Die Experten untersuchten im Labor mehrfach Status und Subtypenverteilung von Immunzellen und andere Parameter. So wurden im Blut der Probanden auch die Konzentrationen an Immunbotenstoffen (Zytokinen) gemessen. Es zeigte sich dabei, dass bei PCS-Betroffenen offenbar das Immunsystem längerfristig aus dem Lot gerät. Die Wissenschaftler: „Patienten mit PCS wiesen bereits nach sechs Wochen sowie auch sieben Monate nach Auftritt der Symptome eine erhöhte Zahl von auf SARS-CoV-2 spezifisch reagierenden CD4-positiven und CD8-positiven T-Lymphozyten auf, die Interferon Gamma und Tumornekrosefaktor freisetzen (...).“
Gleichzeitig hatten diese Zellen auch das sogenannte CD40-Liganden-Oberflächenmolkül als Marker. Insgesamt spricht das für eine anhaltend hohe Aktivierung des Immunsystems. Erhöhte Tumornekrosefaktor-Werte im Blut gelten auch als Merkmal von entzündlichen Prozessen. Auch sogenannte dendritische Zellen, welche zum Beispiel Antigene aufnehmen und dem Abwehrsystem präsentieren oder für Entzündungsreaktionen wichtig sind, wurden bei den PCS-Betroffenen verstärkt registriert. Auf der anderen Seite, so die Autoren. „Bemerkenswert“ sei aber auch, dass Immunzellen, welche Abwehrreaktionen bremsen sowie das solche Abläufe dämpfende Zytokin Interleukin-4 ebenfalls vermehrt gefunden wurden. Letzteres bremst Entzündungsreaktionen.
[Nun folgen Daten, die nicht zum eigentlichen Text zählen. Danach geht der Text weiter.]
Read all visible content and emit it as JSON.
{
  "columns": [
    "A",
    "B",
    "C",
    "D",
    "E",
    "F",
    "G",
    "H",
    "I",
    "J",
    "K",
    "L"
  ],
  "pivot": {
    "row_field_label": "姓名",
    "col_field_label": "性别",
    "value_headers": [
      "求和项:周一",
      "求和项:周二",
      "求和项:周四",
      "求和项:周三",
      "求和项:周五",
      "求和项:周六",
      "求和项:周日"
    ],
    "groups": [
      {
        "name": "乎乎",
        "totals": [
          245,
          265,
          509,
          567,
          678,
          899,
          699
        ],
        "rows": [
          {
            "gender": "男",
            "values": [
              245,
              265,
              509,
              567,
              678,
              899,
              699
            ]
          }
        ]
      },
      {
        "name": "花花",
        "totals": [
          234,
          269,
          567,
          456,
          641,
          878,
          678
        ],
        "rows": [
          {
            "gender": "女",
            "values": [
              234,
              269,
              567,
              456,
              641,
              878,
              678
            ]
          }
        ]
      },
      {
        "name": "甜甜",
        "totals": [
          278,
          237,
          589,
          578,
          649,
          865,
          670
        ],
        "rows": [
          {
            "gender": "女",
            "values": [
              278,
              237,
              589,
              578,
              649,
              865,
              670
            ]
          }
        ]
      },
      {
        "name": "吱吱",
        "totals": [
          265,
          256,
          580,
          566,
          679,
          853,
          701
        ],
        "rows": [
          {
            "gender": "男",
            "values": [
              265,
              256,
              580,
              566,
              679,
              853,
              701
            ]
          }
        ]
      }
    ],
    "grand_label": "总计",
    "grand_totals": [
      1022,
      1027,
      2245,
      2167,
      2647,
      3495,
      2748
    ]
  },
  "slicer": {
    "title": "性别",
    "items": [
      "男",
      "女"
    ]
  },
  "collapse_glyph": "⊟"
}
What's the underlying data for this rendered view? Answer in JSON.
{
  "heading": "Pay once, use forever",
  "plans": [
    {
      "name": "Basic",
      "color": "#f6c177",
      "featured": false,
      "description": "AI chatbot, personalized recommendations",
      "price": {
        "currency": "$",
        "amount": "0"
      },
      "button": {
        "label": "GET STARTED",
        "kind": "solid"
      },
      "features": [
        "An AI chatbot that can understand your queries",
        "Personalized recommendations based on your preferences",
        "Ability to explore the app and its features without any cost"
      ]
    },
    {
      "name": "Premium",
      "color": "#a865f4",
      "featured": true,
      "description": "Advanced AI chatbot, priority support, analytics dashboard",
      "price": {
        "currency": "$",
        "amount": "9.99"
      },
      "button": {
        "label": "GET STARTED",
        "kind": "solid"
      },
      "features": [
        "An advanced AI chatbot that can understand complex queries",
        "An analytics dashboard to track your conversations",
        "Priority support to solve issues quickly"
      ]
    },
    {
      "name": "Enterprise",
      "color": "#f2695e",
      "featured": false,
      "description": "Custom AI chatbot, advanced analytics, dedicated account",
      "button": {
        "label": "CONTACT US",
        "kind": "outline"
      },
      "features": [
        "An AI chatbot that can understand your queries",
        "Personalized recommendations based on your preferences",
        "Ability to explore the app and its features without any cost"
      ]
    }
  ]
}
Wichtige Hinweise für künftige Forschung
Die Arbeit, so die Autoren, beschreibe jedenfalls Veränderungen der immunologischen Situation zwischen Personen, welche Covid-19 mit oder ohne daraus folgende längerfristige Gesundheitsprobleme überstanden hätten. „Das könnte ein Potenzial für zukünftige epidemiologische Forschungen und zielgerichtete Therapien haben“, heißt es in der Zusammenfassung. Insgesamt zeigten sich aber Hinweise darauf, dass sich die veränderten immunologischen Parameter bei den Post-Covid-Syndrom-Betroffenen mit der Zeit wieder abnahmen.